Camiden çıkınca ayaküstü orda hoca ve ahbaplarla bayramlaş ılır ve eve gelinip kahvaltıdan sonra kurban kesilirdi. Kesilen kurban dinimize uygun olarak kurban eti kesmeyen komşulara, akrabalara dağıtılırdı. Kurban kesimi yapılırken ocak çatılır yorgunluğun üzerine bir sac kebap yapılır. Of o ne güzellik. Tabi bunların hepsi geride kalmışa benziyor.

 Bugün kurban nasıl kesiliyor birde buna bakalım. Arife günü bayram hazırlığı önceki kadar yapılmıyor.  Yani insanlar bayram heyecanı yaşamıyor sanki.  Allaha şükürler olsun ki yine bayram sabahı camiler dolup taşıyor. Yalnız hoca daha hutbeye çıkarken insanlar camiyi boşaltmaya başlıyor nereye yetişecekler anlamak mümkün değil. Gelelim kurban kesimine 2012 yılına girdik hala çağdışı yöntemlerle kurban kesiyor, pisliğini ortalığa bırakıyoruz ve hayvanlara eziyet ediyoruz.  Belediyeler kesim yerleri hazırlamışken bizler boş bulduğumuz bir arsanın üzerinde hayvanı hemen boğazlıyoruz.
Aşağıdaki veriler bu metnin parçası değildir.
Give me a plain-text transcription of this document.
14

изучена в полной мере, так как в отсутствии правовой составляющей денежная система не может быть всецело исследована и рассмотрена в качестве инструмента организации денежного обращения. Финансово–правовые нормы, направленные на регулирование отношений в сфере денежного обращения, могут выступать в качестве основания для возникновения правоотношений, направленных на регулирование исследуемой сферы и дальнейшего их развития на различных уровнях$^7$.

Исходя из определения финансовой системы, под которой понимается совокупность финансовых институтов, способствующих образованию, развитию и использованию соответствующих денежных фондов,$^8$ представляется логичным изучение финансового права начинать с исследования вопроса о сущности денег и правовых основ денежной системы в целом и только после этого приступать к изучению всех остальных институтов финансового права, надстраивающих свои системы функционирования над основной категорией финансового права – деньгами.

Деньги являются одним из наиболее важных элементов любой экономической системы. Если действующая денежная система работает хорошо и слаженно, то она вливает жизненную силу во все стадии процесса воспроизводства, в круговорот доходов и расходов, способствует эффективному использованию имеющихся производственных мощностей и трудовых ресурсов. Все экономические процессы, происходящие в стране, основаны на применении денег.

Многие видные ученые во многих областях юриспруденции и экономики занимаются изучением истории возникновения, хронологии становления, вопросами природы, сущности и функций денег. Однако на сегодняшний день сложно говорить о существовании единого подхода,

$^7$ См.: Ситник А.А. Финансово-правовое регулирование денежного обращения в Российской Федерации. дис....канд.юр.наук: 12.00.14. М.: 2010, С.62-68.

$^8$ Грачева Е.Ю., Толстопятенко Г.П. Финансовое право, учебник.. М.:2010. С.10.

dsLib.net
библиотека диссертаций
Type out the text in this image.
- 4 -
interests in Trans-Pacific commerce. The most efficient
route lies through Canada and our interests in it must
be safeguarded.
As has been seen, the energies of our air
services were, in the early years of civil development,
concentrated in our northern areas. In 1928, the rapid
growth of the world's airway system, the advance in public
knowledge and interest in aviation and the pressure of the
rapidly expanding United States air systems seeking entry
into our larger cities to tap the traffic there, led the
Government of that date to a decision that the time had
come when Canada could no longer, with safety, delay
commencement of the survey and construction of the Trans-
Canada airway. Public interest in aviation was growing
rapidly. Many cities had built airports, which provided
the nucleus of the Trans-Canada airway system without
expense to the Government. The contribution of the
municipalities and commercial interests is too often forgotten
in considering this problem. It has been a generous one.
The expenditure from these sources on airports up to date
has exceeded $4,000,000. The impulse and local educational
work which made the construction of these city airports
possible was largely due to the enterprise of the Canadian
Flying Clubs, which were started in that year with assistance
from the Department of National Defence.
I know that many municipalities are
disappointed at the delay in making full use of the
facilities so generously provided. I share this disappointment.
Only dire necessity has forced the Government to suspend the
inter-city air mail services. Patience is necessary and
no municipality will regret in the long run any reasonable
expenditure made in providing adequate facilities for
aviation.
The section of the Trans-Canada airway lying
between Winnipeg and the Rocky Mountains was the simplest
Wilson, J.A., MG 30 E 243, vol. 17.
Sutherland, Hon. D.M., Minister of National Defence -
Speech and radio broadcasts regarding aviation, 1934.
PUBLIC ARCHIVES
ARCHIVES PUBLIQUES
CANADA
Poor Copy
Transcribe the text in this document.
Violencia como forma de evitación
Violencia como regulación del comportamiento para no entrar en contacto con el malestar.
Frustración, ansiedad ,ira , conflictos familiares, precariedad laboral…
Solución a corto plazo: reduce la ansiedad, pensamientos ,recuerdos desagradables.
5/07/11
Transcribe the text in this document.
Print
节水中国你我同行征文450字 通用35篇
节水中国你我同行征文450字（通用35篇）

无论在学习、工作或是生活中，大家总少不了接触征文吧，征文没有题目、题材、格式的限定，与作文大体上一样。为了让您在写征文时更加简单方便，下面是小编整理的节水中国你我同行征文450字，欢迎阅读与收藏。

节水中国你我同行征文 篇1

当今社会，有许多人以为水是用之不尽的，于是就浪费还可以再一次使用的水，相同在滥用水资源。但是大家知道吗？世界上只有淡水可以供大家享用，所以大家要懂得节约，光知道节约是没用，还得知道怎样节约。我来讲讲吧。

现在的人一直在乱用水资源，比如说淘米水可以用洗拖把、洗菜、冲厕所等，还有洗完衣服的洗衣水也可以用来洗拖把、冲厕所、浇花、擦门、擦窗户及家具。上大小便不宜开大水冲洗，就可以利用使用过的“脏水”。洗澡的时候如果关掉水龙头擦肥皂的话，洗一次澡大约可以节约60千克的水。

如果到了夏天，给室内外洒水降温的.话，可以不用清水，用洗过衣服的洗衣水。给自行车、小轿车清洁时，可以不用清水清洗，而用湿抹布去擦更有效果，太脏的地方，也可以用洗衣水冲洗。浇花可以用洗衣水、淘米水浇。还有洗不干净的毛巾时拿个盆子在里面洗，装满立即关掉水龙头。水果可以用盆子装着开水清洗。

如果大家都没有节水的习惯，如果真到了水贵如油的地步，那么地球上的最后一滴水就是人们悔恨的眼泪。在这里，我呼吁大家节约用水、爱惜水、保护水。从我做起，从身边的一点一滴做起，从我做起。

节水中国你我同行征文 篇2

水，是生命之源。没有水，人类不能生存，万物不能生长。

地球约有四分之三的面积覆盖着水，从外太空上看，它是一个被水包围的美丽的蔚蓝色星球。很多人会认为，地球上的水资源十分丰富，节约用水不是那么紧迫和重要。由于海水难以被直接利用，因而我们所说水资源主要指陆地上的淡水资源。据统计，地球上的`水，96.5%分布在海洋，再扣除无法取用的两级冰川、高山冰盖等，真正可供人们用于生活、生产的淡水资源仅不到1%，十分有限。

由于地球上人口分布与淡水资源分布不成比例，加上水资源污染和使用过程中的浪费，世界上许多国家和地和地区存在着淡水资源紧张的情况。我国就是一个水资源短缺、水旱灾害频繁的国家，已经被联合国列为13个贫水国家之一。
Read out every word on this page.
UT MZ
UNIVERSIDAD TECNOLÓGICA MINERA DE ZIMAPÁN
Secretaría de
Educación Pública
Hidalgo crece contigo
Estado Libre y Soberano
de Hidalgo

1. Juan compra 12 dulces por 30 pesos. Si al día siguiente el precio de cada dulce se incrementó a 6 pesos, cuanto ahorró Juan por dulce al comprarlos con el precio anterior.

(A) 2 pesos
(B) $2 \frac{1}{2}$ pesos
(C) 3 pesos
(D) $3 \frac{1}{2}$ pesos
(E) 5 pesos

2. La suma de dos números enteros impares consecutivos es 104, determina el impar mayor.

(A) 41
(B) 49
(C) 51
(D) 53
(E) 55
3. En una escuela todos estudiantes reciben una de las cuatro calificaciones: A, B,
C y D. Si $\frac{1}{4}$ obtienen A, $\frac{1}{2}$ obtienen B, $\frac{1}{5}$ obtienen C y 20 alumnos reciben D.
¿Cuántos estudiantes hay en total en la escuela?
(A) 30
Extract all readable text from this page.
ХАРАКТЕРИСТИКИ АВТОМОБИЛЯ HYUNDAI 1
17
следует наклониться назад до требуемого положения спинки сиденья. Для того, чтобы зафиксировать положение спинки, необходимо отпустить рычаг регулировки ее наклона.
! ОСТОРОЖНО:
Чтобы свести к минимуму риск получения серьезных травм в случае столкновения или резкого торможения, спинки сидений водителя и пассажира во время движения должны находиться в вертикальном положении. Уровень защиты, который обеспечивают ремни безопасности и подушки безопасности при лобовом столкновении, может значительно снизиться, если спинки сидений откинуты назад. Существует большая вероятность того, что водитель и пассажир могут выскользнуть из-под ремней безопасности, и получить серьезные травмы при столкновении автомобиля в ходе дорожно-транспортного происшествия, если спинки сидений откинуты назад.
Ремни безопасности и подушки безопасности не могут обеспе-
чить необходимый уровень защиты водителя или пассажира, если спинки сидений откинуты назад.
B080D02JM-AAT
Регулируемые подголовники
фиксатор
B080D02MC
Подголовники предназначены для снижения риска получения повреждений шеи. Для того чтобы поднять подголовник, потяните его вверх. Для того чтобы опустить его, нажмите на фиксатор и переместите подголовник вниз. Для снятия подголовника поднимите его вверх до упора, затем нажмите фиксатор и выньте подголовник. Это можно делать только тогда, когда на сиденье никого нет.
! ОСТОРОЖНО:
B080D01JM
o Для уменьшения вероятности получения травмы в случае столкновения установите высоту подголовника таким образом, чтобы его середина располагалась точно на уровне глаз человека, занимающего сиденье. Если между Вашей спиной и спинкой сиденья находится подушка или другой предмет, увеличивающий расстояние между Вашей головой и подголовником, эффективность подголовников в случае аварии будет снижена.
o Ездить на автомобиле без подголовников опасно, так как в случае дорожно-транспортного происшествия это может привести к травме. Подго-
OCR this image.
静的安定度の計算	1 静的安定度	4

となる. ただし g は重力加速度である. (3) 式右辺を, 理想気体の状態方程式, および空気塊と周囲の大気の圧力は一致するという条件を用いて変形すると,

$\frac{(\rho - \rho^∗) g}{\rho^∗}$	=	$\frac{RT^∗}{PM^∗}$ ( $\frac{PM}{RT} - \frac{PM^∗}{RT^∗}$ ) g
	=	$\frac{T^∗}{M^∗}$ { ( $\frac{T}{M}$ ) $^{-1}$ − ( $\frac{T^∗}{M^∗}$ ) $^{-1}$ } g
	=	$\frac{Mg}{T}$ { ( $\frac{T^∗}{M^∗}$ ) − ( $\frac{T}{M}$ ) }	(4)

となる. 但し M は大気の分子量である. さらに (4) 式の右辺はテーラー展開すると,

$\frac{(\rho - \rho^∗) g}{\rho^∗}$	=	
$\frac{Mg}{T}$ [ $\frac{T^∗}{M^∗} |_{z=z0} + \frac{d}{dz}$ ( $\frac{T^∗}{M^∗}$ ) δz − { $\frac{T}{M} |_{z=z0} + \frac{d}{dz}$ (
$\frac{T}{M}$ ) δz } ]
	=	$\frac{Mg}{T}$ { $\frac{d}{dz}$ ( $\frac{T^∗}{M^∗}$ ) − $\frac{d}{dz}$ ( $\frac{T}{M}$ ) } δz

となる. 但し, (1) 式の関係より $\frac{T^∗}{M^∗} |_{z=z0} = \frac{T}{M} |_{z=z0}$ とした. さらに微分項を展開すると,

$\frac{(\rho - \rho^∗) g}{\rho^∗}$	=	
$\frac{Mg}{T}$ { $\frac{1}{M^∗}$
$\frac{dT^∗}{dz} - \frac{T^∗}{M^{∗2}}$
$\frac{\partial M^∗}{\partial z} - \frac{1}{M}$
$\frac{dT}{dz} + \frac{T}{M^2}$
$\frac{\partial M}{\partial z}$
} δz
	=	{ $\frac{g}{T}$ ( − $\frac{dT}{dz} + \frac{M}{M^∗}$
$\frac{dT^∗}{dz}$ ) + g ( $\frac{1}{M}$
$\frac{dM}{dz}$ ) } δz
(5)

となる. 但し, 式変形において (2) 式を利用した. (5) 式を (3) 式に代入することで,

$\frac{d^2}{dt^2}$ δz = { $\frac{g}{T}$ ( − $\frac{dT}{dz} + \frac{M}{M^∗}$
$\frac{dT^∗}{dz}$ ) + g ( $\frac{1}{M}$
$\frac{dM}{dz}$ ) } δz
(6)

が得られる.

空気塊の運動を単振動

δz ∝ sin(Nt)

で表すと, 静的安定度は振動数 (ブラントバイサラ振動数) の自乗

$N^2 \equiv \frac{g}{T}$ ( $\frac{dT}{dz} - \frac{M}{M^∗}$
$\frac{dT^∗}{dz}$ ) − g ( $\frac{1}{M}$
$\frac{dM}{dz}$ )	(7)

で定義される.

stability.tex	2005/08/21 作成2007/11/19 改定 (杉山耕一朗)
En önemlisi de kurban kesiminden sonra olması gerekenler. Dinimiz ne diyor kurbanla alakalı; Kurban etinin 1/3 ü kurban kesmeyen fakir fukaraya 1/3 ü kesemeyen akrabalara kalanı da ev ahaline.  Ancak kurban eti dağıtımı öyle bir hal aldı ki, kurban kesilir kesilmez yarısı kıyma yapılıp deep freze, bir kısmı sucuk yapımına, kalanı da mangallık nerde kaldı fakir fukara. İşte bunun içinde insanlara kurban bayramınız kutlu olsun mu desem yoksa et bayramınız kutlu olsun, kararsız kaldım doğrusu. Ne dini bayramlar bayram gibi kutlanıyor nede milli bayramlar. Ben yinede Siz değerli okuyucularımın kurban bayramını ve 29 Ekim Cumhuriyet Bayramını kutluyorum.